Have you ever caressed a loved one's baby-soft smooth skin and thought, "Give me this blemish-free flesh, you perfect monster"? Or at least, experienced some degree of skin envy towards those with flawless skin?
A London-based student designer has taken that to the next level with her proposed line of leather fashion and accessories you can own, so long as you're fine with everything being made out of revered fashion icon Alexander McQueen's skin. In Tina Gorjanc's "Pure Human" collection, Gorjanc presents jackets and bags, swathed in a disturbingly suggestive colour palette of peachy pink tones and camel hues.
For added effect, Gorjanc garnished some pieces with freckles, moles, and tattoos that mimic those her own body has.
Her project could be possible thanks to one of the late McQueen's first collections. In his graduate collection "Jack the Ripper Stalks His Victims," McQueen sewed a lock of his hair to each garment, pinning them inside clear plastic baggies attached to the labels.
In keeping with his penchant for storytelling through fashion, it was meant as a homage to when Victorians exchanged locks of hair between loved ones as mementos. McQueen claimed that he was inspired by Victorian sex workers who would sell their hair to individuals who wished to exchange, but did not want to cut their own.
In its own way, his hairy memento mori paid tribute to Jack the Ripper's alleged victims, as well as nodded to his own ties to the serial killer (a relative of McQueen's owned an inn that the Ripper had supposedly stayed in).
In order to turn hair into flesh, Gorjanc plans to harvest McQueen's DNA from his follicles, then grow his skin tissue using a genetic process she's filed a patent for.
From that skin tissue, Gorjanc would tan and leather it. This refined material can then be adapted into the creations she's mocked up.
Gorjanc attends Central Saint Martins, of which McQueen is an alumni of. She chose to grow McQueen's skin for her graduate project to make a statement on commercial access to genetic data.
"If a student like me was able to patent a material extracted from Alexander McQueen's biological information as there was no legislation to stop me, we can only imagine what big corporations with bigger funding are going to be capable of doing in the future," she told Dezeen.

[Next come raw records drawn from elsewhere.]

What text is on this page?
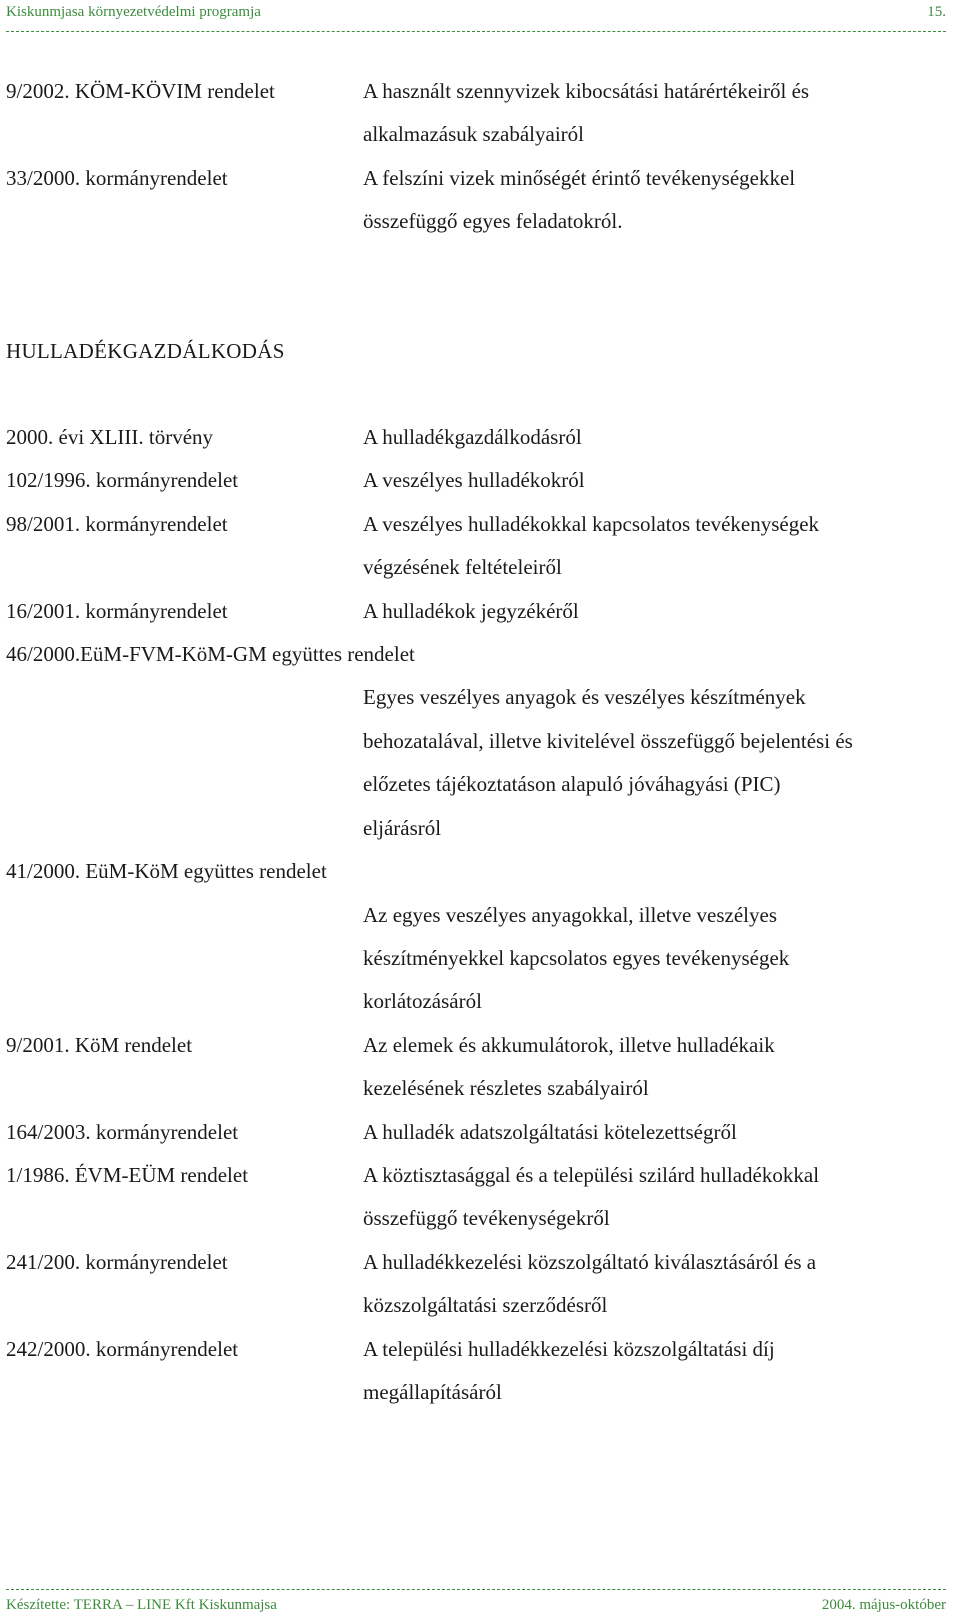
Kiskunmjasa környezetvédelmi programja	15.
9/2002. KÖM-KÖVIM rendelet	A használt szennyvizek kibocsátási határértékeiről és
alkalmazásuk szabályairól
33/2000. kormányrendelet	A felszíni vizek minőségét érintő tevékenységekkel
összefüggő egyes feladatokról.
HULLADÉKGAZDÁLKODÁS
2000. évi XLIII. törvény	A hulladékgazdálkodásról
102/1996. kormányrendelet	A veszélyes hulladékokról
98/2001. kormányrendelet	A veszélyes hulladékokkal kapcsolatos tevékenységek
végzésének feltételeiről
16/2001. kormányrendelet	A hulladékok jegyzékéről
46/2000.EüM-FVM-KöM-GM együttes rendelet
Egyes veszélyes anyagok és veszélyes készítmények
behozatalával, illetve kivitelével összefüggő bejelentési és
előzetes tájékoztatáson alapuló jóváhagyási (PIC)
eljárásról
41/2000. EüM-KöM együttes rendelet
Az egyes veszélyes anyagokkal, illetve veszélyes
készítményekkel kapcsolatos egyes tevékenységek
korlátozásáról
9/2001. KöM rendelet	Az elemek és akkumulátorok, illetve hulladékaik
kezelésének részletes szabályairól
164/2003. kormányrendelet	A hulladék adatszolgáltatási kötelezettségről
1/1986. ÉVM-EÜM rendelet	A köztisztasággal és a települési szilárd hulladékokkal
összefüggő tevékenységekről
241/200. kormányrendelet	A hulladékkezelési közszolgáltató kiválasztásáról és a
közszolgáltatási szerződésről
242/2000. kormányrendelet	A települési hulladékkezelési közszolgáltatási díj
megállapításáról
Készítette: TERRA – LINE Kft Kiskunmajsa	2004. május-október
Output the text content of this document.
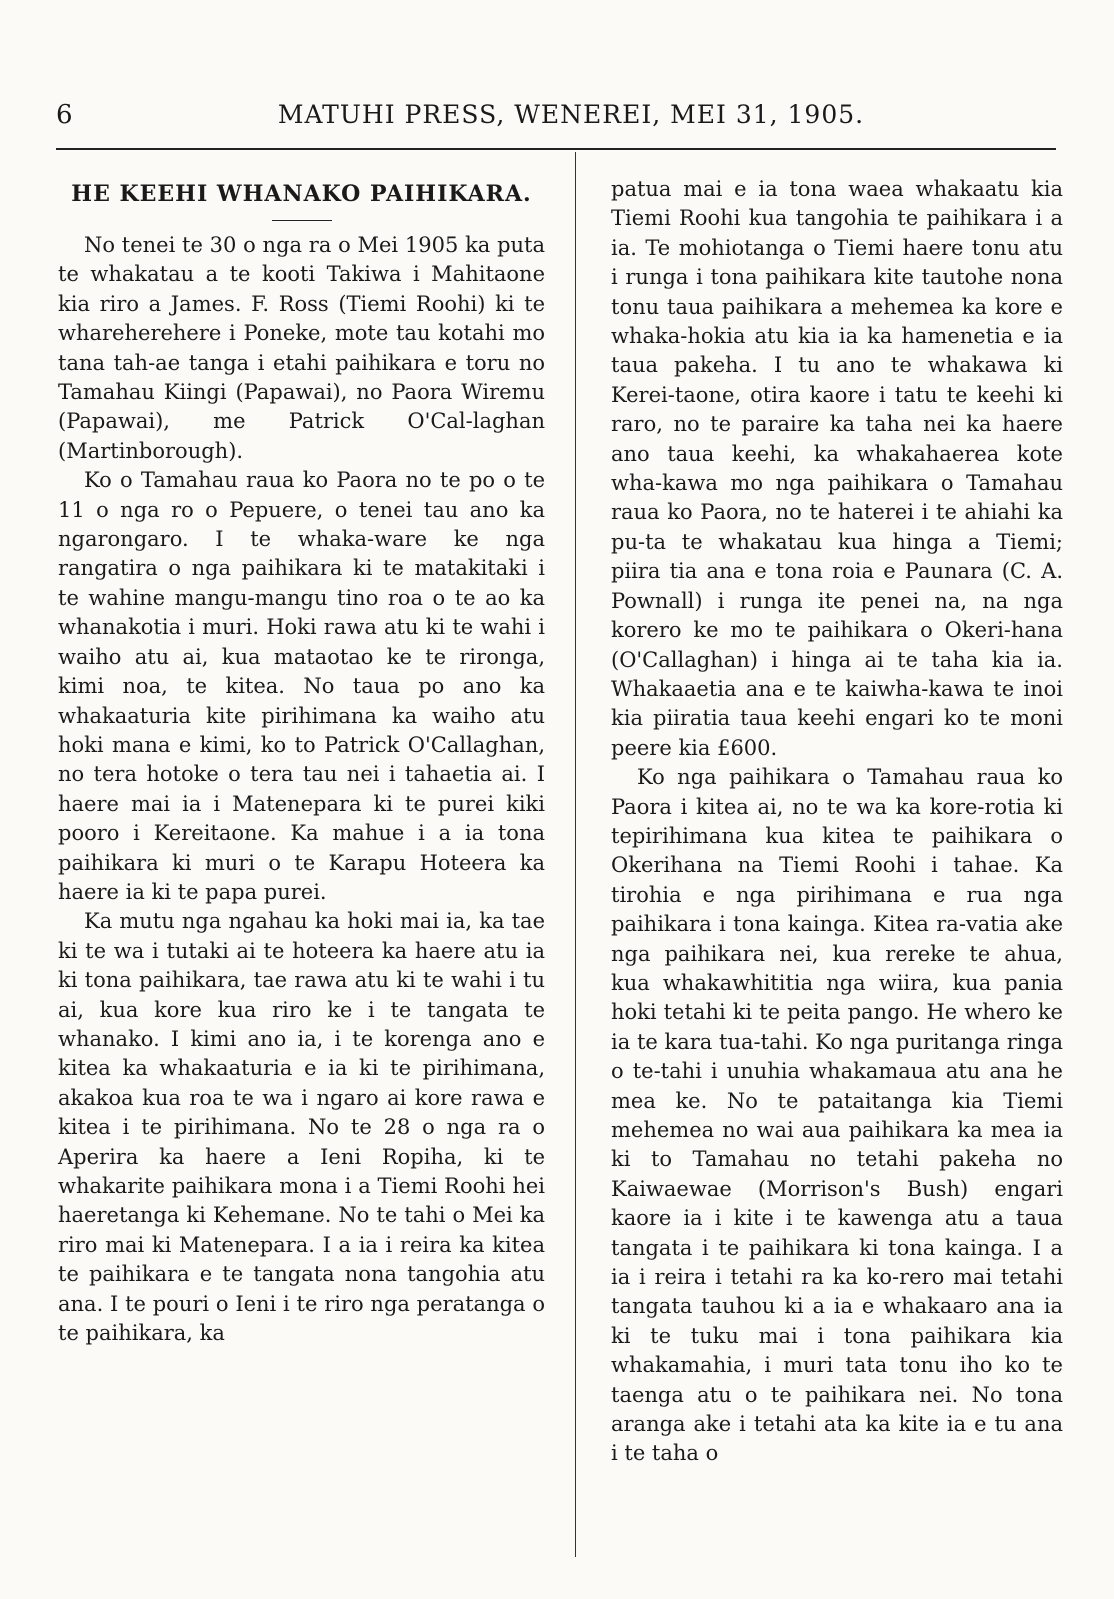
6	MATUHI PRESS, WENEREI, MEI 31, 1905.
HE KEEHI WHANAKO PAIHIKARA.

No tenei te 30 o nga ra o Mei 1905 ka puta te whakatau a te kooti Takiwa i Mahitaone kia riro a James. F. Ross (Tiemi Roohi) ki te whareherehere i Poneke, mote tau kotahi mo tana tah-ae tanga i etahi paihikara e toru no Tamahau Kiingi (Papawai), no Paora Wiremu (Papawai), me Patrick O'Cal-laghan (Martinborough).

Ko o Tamahau raua ko Paora no te po o te 11 o nga ro o Pepuere, o tenei tau ano ka ngarongaro. I te whaka-ware ke nga rangatira o nga paihikara ki te matakitaki i te wahine mangu-mangu tino roa o te ao ka whanakotia i muri. Hoki rawa atu ki te wahi i waiho atu ai, kua mataotao ke te rironga, kimi noa, te kitea. No taua po ano ka whakaaturia kite pirihimana ka waiho atu hoki mana e kimi, ko to Patrick O'Callaghan, no tera hotoke o tera tau nei i tahaetia ai. I haere mai ia i Matenepara ki te purei kiki pooro i Kereitaone. Ka mahue i a ia tona paihikara ki muri o te Karapu Hoteera ka haere ia ki te papa purei.

Ka mutu nga ngahau ka hoki mai ia, ka tae ki te wa i tutaki ai te hoteera ka haere atu ia ki tona paihikara, tae rawa atu ki te wahi i tu ai, kua kore kua riro ke i te tangata te whanako. I kimi ano ia, i te korenga ano e kitea ka whakaaturia e ia ki te pirihimana, akakoa kua roa te wa i ngaro ai kore rawa e kitea i te pirihimana. No te 28 o nga ra o Aperira ka haere a Ieni Ropiha, ki te whakarite paihikara mona i a Tiemi Roohi hei haeretanga ki Kehemane. No te tahi o Mei ka riro mai ki Matenepara. I a ia i reira ka kitea te paihikara e te tangata nona tangohia atu ana. I te pouri o Ieni i te riro nga peratanga o te paihikara, ka

patua mai e ia tona waea whakaatu kia Tiemi Roohi kua tangohia te paihikara i a ia. Te mohiotanga o Tiemi haere tonu atu i runga i tona paihikara kite tautohe nona tonu taua paihikara a mehemea ka kore e whaka-hokia atu kia ia ka hamenetia e ia taua pakeha. I tu ano te whakawa ki Kerei-taone, otira kaore i tatu te keehi ki raro, no te paraire ka taha nei ka haere ano taua keehi, ka whakahaerea kote wha-kawa mo nga paihikara o Tamahau raua ko Paora, no te haterei i te ahiahi ka pu-ta te whakatau kua hinga a Tiemi; piira tia ana e tona roia e Paunara (C. A. Pownall) i runga ite penei na, na nga korero ke mo te paihikara o Okeri-hana (O'Callaghan) i hinga ai te taha kia ia. Whakaaetia ana e te kaiwha-kawa te inoi kia piiratia taua keehi engari ko te moni peere kia £600.

Ko nga paihikara o Tamahau raua ko Paora i kitea ai, no te wa ka kore-rotia ki tepirihimana kua kitea te paihikara o Okerihana na Tiemi Roohi i tahae. Ka tirohia e nga pirihimana e rua nga paihikara i tona kainga. Kitea ra-vatia ake nga paihikara nei, kua rereke te ahua, kua whakawhititia nga wiira, kua pania hoki tetahi ki te peita pango. He whero ke ia te kara tua-tahi. Ko nga puritanga ringa o te-tahi i unuhia whakamaua atu ana he mea ke. No te pataitanga kia Tiemi mehemea no wai aua paihikara ka mea ia ki to Tamahau no tetahi pakeha no Kaiwaewae (Morrison's Bush) engari kaore ia i kite i te kawenga atu a taua tangata i te paihikara ki tona kainga. I a ia i reira i tetahi ra ka ko-rero mai tetahi tangata tauhou ki a ia e whakaaro ana ia ki te tuku mai i tona paihikara kia whakamahia, i muri tata tonu iho ko te taenga atu o te paihikara nei. No tona aranga ake i tetahi ata ka kite ia e tu ana i te taha o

Right now, Gorjanc's project exists 100 per cent flesh-free. The garments displayed were made out of pigskin, treated with layers of silicon. However, as soon as she's able to guarantee her patented process works, the owner of McQueen's "Jack the Ripper Stalks His Victims" collection has said they'd be willing to send a lock of hair Gorjanc's way.
If all this gets under your skin, you might not be happy to hear that human skin as fashion isn't unheard of. In Aztec times, war god Xipec Totec was depicted wearing human skin, with his worshipers following suit. And nowadays, the aptly named U.K. company Human Leather claims to sell clothing made out of donated human skin, but hasn't released any images of its wares.